Question

Which of the following expressions correctly relates the limiting molar conductivity (\(\Lambda_m^\circ\)) of aluminum sulfate, \(\text{Al}_2(\text{SO}_4)_3\), to its individual ionic components according to Kohlrausch's Law?

• A. \(\Lambda_m^\circ = \lambda^\circ(\text{Al}^{3+}) + \lambda^\circ(\text{SO}_4^{2-}) \)
• B. \(\Lambda_m^\circ = 2\lambda^\circ(\text{Al}^{3+}) + 3\lambda^\circ(\text{SO}_4^{2-}) \)
• C. \(\Lambda_m^\circ = 3\lambda^\circ(\text{Al}^{3+}) + 2\lambda^\circ(\text{SO}_4^{2-}) \)
• D. \(\Lambda_m^\circ = \frac{1}{2}\lambda^\circ(\text{Al}^{3+}) + \frac{1}{3}\lambda^\circ(\text{SO}_4^{2-}) \)

Hint:

Always scale the individual ionic values by the balance coefficients for molar conductivity. For equivalent conductivity, these stoichiometric coefficients are normalized.

Answer 1

The Correct Option is B

Concept: Kohlrausch's law of independent migration of ions states that the total limiting molar conductivity of an electrolyte equals the sum of the individual contributions from its cations and anions: \[ \Lambda_m^\circ = \nu_+\lambda^\circ_+ + \nu_-\lambda^\circ_- \] Where \(\nu_+\) and \(\nu_-\) denote the stoichiometric coefficients of the positive and negative ions.
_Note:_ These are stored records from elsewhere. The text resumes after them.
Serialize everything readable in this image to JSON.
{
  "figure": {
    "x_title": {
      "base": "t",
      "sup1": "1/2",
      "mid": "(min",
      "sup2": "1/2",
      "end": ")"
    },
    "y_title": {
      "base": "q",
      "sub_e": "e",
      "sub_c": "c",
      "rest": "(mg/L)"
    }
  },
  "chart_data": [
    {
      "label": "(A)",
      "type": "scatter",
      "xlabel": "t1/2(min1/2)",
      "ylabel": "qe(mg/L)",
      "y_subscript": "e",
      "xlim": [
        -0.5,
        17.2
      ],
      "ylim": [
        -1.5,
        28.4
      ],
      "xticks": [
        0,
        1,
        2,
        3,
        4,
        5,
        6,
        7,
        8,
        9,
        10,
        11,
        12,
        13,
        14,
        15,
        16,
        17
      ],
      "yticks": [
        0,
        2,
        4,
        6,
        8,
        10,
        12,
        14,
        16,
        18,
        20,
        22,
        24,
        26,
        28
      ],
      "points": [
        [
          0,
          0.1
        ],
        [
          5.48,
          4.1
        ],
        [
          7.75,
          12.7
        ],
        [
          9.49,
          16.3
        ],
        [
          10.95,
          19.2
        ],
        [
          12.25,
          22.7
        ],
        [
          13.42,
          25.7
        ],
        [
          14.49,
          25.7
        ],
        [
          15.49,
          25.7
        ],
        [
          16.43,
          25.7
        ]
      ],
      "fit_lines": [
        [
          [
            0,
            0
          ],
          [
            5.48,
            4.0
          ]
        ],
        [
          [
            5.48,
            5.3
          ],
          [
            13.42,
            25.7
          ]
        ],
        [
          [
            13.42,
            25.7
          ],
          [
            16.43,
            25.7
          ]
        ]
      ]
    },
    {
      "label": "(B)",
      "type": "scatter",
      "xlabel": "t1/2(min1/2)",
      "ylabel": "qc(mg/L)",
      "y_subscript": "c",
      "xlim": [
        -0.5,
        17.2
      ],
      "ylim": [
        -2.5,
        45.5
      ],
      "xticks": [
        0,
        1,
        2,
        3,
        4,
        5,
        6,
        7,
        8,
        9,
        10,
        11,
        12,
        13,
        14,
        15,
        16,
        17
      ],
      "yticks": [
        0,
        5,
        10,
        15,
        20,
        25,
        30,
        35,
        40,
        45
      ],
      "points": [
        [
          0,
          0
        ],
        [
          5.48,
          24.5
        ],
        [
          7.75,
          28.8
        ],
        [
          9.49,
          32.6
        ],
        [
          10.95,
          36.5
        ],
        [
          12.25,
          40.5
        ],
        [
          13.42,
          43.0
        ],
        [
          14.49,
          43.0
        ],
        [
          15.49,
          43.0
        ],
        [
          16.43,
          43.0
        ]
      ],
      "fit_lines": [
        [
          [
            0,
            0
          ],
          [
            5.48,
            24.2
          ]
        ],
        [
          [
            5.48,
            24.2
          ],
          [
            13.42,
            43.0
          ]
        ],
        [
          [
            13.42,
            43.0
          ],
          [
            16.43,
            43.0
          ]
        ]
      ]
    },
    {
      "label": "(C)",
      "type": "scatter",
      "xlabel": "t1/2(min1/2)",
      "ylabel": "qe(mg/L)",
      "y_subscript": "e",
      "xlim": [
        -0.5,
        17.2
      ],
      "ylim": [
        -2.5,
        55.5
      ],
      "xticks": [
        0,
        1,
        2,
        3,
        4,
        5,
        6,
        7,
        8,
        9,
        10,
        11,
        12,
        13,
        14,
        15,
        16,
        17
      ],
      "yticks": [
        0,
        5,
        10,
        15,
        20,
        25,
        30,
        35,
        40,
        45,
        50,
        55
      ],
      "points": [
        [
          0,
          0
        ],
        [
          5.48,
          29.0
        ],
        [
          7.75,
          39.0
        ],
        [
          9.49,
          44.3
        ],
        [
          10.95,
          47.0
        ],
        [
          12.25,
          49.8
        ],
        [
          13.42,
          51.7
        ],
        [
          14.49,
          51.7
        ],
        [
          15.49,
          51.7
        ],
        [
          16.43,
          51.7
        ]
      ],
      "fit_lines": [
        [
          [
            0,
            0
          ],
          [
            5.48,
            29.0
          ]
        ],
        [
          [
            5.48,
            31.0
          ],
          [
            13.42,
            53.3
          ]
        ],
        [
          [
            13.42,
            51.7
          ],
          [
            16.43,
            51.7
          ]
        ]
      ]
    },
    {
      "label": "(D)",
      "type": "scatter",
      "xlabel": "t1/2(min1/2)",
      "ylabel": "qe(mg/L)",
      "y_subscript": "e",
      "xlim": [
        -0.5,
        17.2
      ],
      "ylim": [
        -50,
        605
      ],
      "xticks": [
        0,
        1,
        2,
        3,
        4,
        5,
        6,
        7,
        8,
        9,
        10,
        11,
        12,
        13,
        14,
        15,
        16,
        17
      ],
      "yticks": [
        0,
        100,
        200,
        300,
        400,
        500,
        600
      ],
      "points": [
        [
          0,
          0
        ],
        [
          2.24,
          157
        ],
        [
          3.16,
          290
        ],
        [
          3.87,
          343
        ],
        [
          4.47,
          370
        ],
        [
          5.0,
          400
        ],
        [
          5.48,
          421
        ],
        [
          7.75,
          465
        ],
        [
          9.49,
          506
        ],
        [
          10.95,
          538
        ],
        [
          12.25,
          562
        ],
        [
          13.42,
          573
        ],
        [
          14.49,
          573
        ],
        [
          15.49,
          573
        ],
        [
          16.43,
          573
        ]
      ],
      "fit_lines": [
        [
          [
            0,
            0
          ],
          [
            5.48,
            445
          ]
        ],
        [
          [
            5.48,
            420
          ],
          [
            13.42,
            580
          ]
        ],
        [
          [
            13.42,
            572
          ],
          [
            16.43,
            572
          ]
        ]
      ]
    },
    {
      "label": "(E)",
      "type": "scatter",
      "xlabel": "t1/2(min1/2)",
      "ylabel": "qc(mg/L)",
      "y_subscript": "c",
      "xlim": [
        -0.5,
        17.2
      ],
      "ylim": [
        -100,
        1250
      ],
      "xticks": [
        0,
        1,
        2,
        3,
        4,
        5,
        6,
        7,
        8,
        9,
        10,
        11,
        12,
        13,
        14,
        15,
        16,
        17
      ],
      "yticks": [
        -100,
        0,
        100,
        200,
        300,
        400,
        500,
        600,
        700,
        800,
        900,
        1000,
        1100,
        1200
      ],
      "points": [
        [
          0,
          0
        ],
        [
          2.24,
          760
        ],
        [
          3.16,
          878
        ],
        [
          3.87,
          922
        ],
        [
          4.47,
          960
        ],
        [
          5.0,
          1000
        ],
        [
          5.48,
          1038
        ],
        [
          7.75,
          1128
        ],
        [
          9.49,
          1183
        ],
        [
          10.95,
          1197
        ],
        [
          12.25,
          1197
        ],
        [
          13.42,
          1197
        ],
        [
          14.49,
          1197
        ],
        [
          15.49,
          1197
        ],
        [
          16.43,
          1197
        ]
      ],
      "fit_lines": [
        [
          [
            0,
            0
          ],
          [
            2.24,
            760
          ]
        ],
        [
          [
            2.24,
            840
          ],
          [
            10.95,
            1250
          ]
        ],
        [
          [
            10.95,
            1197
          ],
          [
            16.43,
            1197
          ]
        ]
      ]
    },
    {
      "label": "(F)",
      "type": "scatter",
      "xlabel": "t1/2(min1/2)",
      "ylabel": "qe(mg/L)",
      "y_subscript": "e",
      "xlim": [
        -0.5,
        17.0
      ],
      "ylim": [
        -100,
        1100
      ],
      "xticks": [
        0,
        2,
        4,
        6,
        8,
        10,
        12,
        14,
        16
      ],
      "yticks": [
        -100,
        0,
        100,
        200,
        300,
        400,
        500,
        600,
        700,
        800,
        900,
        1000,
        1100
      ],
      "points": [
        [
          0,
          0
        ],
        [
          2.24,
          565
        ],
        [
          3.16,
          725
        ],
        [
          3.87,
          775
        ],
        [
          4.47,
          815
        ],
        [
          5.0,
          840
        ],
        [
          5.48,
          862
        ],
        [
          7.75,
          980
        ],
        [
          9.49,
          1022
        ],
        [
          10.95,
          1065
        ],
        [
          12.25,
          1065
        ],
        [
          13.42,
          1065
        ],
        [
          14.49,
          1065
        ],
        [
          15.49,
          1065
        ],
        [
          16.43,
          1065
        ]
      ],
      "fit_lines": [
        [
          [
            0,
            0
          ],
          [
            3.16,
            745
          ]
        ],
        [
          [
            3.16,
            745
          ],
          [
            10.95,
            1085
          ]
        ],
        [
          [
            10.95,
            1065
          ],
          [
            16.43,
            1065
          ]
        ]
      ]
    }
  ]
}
Step 1: Analyze the complete dissociation process.
One formula unit of aluminum sulfate dissociates completely in water according to this equilibrium: \[ \text{Al}_2(\text{SO}_4)_3(s) \xrightarrow{\text{H}_2\text{O}} 2\text{Al}^{3+}(aq) + 3\text{SO}_4^{2-}(aq) \] Here, \(\nu_+ = 2\) and \(\nu_- = 3\). Substituting these values yields: \[ \Lambda_m^\circ = 2\lambda^\circ(\text{Al}^{3+}) + 3\lambda^\circ(\text{SO}_4^{2-}) \]